HuangLED · July 28, 2021, 5:13am

My understanding right now DGL distributed module is designed in such a way that we pre-define a number of clients connecting to graph server. And throughout the training it has to be this fix number of clients. Do we have a plan to remove this restriction?

Asking this because we are thinking of linking DGL to an AutoTune system, where the AutoTune system may want to start arbitrary number N of training processes, with up to M in concurrent at any given time. That would require the RPC server be able to connect/disconnect throughout its life cycle.

If there is no such active develop on this.

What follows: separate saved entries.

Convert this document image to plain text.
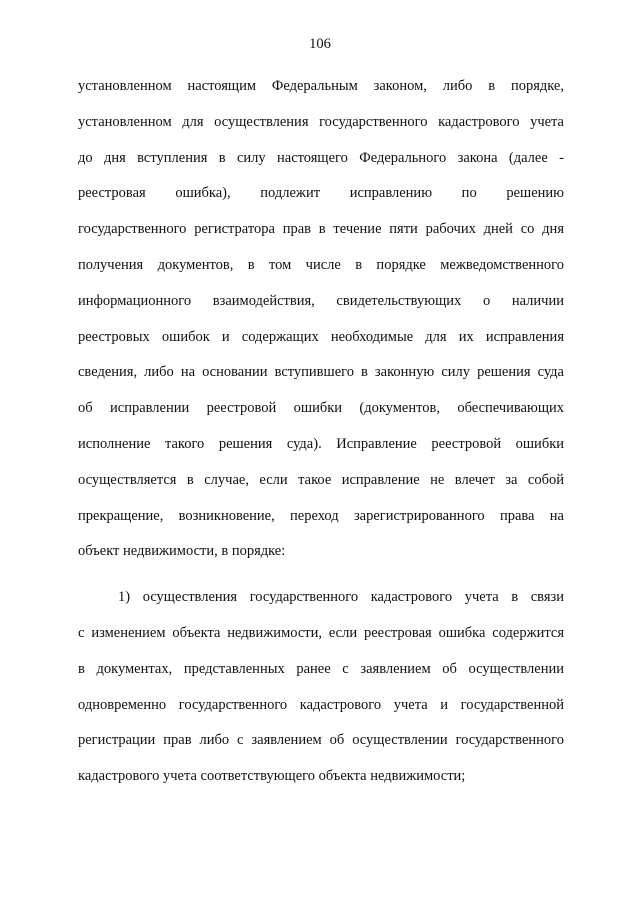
106
установленном настоящим Федеральным законом, либо в порядке,
установленном для осуществления государственного кадастрового учета
до дня вступления в силу настоящего Федерального закона (далее -
реестровая ошибка), подлежит исправлению по решению
государственного регистратора прав в течение пяти рабочих дней со дня
получения документов, в том числе в порядке межведомственного
информационного взаимодействия, свидетельствующих о наличии
реестровых ошибок и содержащих необходимые для их исправления
сведения, либо на основании вступившего в законную силу решения суда
об исправлении реестровой ошибки (документов, обеспечивающих
исполнение такого решения суда). Исправление реестровой ошибки
осуществляется в случае, если такое исправление не влечет за собой
прекращение, возникновение, переход зарегистрированного права на
объект недвижимости, в порядке:
1) осуществления государственного кадастрового учета в связи
с изменением объекта недвижимости, если реестровая ошибка содержится
в документах, представленных ранее с заявлением об осуществлении
одновременно государственного кадастрового учета и государственной
регистрации прав либо с заявлением об осуществлении государственного
кадастрового учета соответствующего объекта недвижимости;
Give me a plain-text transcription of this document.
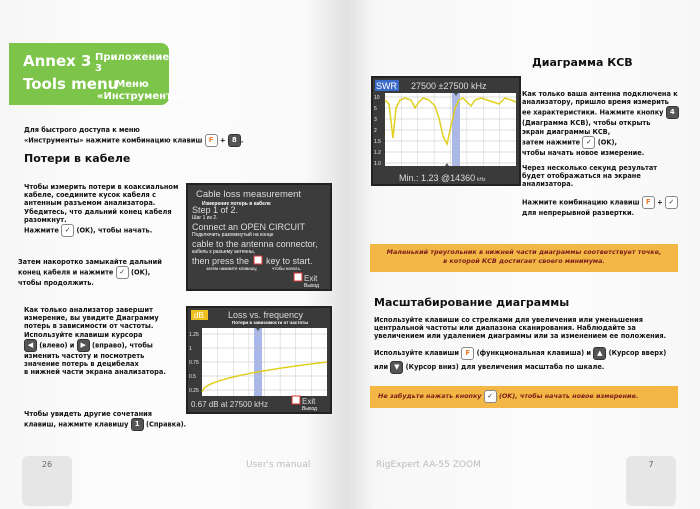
Annex 3 Приложение 3
Tools menu
Меню «Инструменты»
Для быстрого доступа к меню
«Инструменты» нажмите комбинацию клавиш F + 8 .
Потери в кабеле
Чтобы измерить потери в коаксиальном
кабеле, соедините кусок кабеля с
антенным разъемом анализатора.
Убедитесь, что дальний конец кабеля
разомкнут.
Нажмите ✓ (OK), чтобы начать.
Затем накоротко замыкайте дальний
конец кабеля и нажмите ✓ (OK),
чтобы продолжить.
Как только анализатор завершит
измерение, вы увидите Диаграмму
потерь в зависимости от частоты.
Используйте клавиши курсора
◀ (влево) и ▶ (вправо), чтобы
изменить частоту и посмотреть
значение потерь в децибелах
в нижней части экрана анализатора.
Чтобы увидеть другие сочетания
клавиш, нажмите клавишу 1 (Справка).
Cable loss measurement
Измерение потерь в кабеле
Step 1 of 2.
Шаг 1 из 2.
Connect an OPEN CIRCUIT
Подключить разомкнутый на конце
cable to the antenna connector,
кабель к разъему антенны,
then press the key to start.
затем нажмите клавишу,	чтобы начать.
Exit
Выход
dB	Loss vs. frequency
Потери в зависимости от частоты
1.25
1
0.75
0.5
0.25
0.67 dB at 27500 kHz	Exit
Выход
26	User's manual
Диаграмма КСВ
SWR 27500 ±27500 kHz
10
5
3
2
1.5
1.2
1.0
Min.: 1.23 @14360 kHz
Как только ваша антенна подключена к
анализатору, пришло время измерить
ее характеристики. Нажмите кнопку 4
(Диаграмма КСВ), чтобы открыть
экран диаграммы КСВ,
затем нажмите ✓ (OK),
чтобы начать новое измерение.
Через несколько секунд результат
будет отображаться на экране
анализатора.
Нажмите комбинацию клавиш F + ✓
для непрерывной развертки.
Маленький треугольник в нижней части диаграммы соответствует точке,
в которой КСВ достигает своего минимума.
Масштабирование диаграммы
Используйте клавиши со стрелками для увеличения или уменьшения
центральной частоты или диапазона сканирования. Наблюдайте за
увеличением или удалением диаграммы или за изменением ее положения.
Используйте клавиши F (функциональная клавиша) и ▲ (Курсор вверх)
или ▼ (Курсор вниз) для увеличения масштаба по шкале.
Не забудьте нажать кнопку ✓ (OK), чтобы начать новое измерение.
RigExpert AA-55 ZOOM	7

Would you please share some thoughts what needs to be done and pointers, how much effort would be needed, any blocker, etc?

Much appreciated.

HuangLED · July 29, 2021, 6:32pm

@zhengda1936 Friendly ping.

zhengda1936 · August 2, 2021, 5:45pm

sorry for the late reply. currently, we don’t have plans to remove this restriction even though we also like to remove this restriction. it’ll be great if you can help with this.

HuangLED · August 3, 2021, 7:01pm

Absolutely happy to help, I am now investigating how much effort it requires.

A few things to ask for thoughts/suggestions: 1) what was the main consideration when we introduce this restriction. I’d like to understand a bit history in case this lead to collateral damage to overall system design 2) Now the connection restriction leads to the implication that training happens after ALL clients are connected (guarded by a global barrier). Is there any system wide implication to this barrier?

system · September 2, 2021, 7:02pm

This topic was automatically closed 30 days after the last reply. New replies are no longer allowed.